With the return to democracy, Congreso would become one of the emblematic groups of the country's cultural life, which would be reflected in the 1990 album Aire Puro. Thus, Sazo would be able to be the voice of a certain part of society that liked the musical art that for so many years was cut off from the general culture and could now be expressed with greater freedom and diffusion.

In 1992 Congreso would be evoked in the creation of two highly critically acclaimed concept albums; Los fuegos del hielo and Pichanga: Antipoems by Nicanor Parra. The first would make reference to the ethnic groups of the extreme south of Chile, and the lack of understanding of the society regarding their culture. The second would continue this line but would focus mainly on the rights of the child, with the illustrious participation of Nicanor Parra, and the sponsorship of UNICEF.
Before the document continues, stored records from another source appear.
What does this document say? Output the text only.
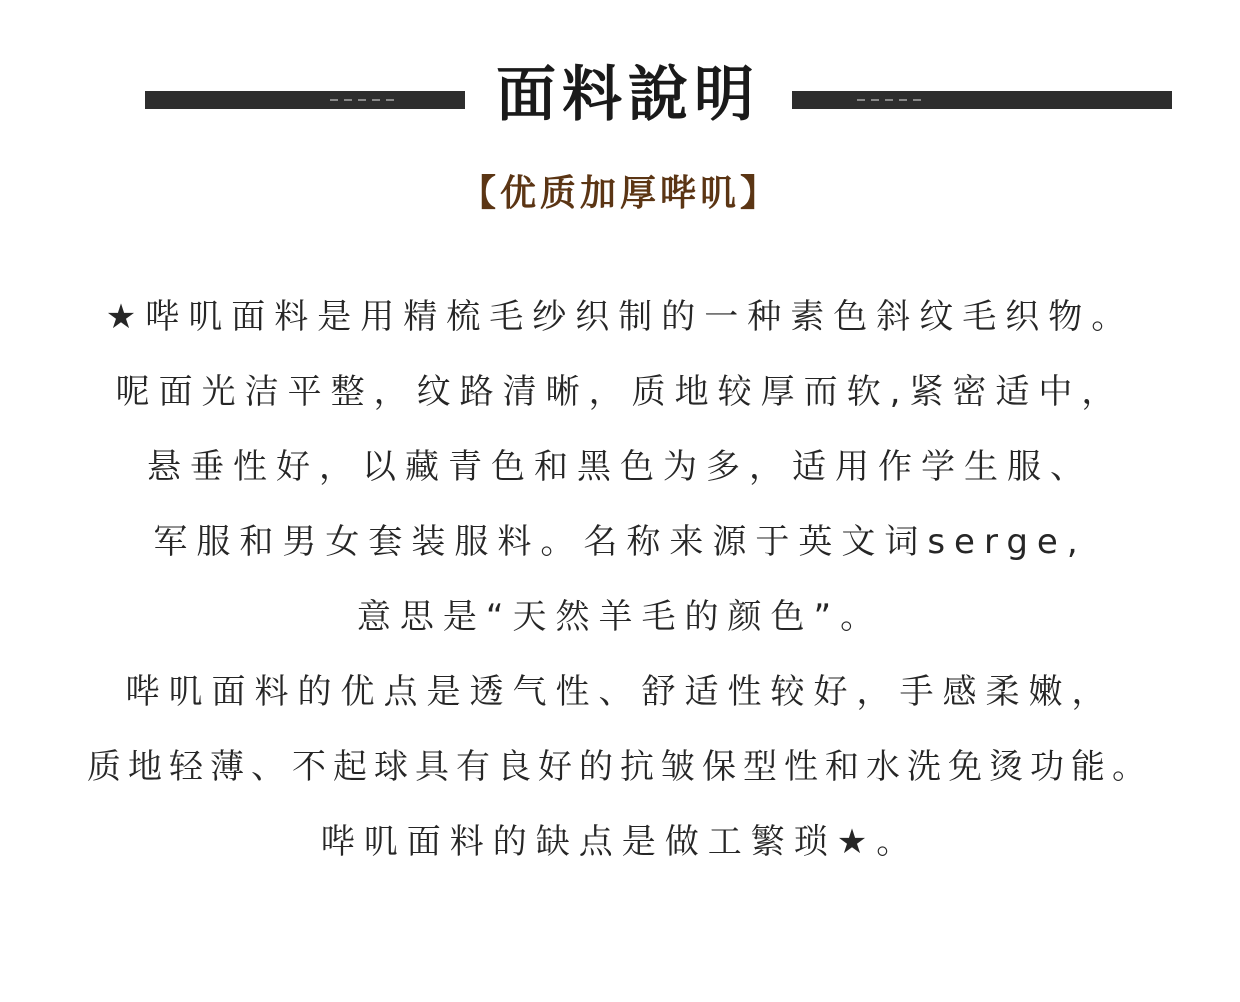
面料說明
【优质加厚哔叽】
★哔叽面料是用精梳毛纱织制的一种素色斜纹毛织物。
呢面光洁平整，纹路清晰，质地较厚而软,紧密适中，
悬垂性好，以藏青色和黑色为多，适用作学生服、
军服和男女套装服料。名称来源于英文词serge,
意思是“天然羊毛的颜色”。
哔叽面料的优点是透气性、舒适性较好，手感柔嫩，
质地轻薄、不起球具有良好的抗皱保型性和水洗免烫功能。
哔叽面料的缺点是做工繁琐★。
Between 1995 and 2010, the group led by Tilo would have a slower work rate in terms of studio work, in the same way, Pancho would continue to contribute to the group's legacy with excellent lyrics and passionate interpretations on the records Por amor al viento (1995), La loca sin zapatos (2001), Con los ojos en la calle (2010) and La canción que te debía (2017). In these albums, Congreso consolidates itself with a Latin American fusion sound that incorporates and integrates both indigenous, African-American, and Latin American folk elements, as well as electrical elements from Chilean rock and pop, always with refined instrumental touches of jazz and contemporary classical music.

Currently Sazo has more than 50 years of musical career, being one of the references of Chilean popular music, and especially of quality Chilean music, which has not traded for massive commercial tastes, or for political obstacles or creative limitations during the period of the dictatorship.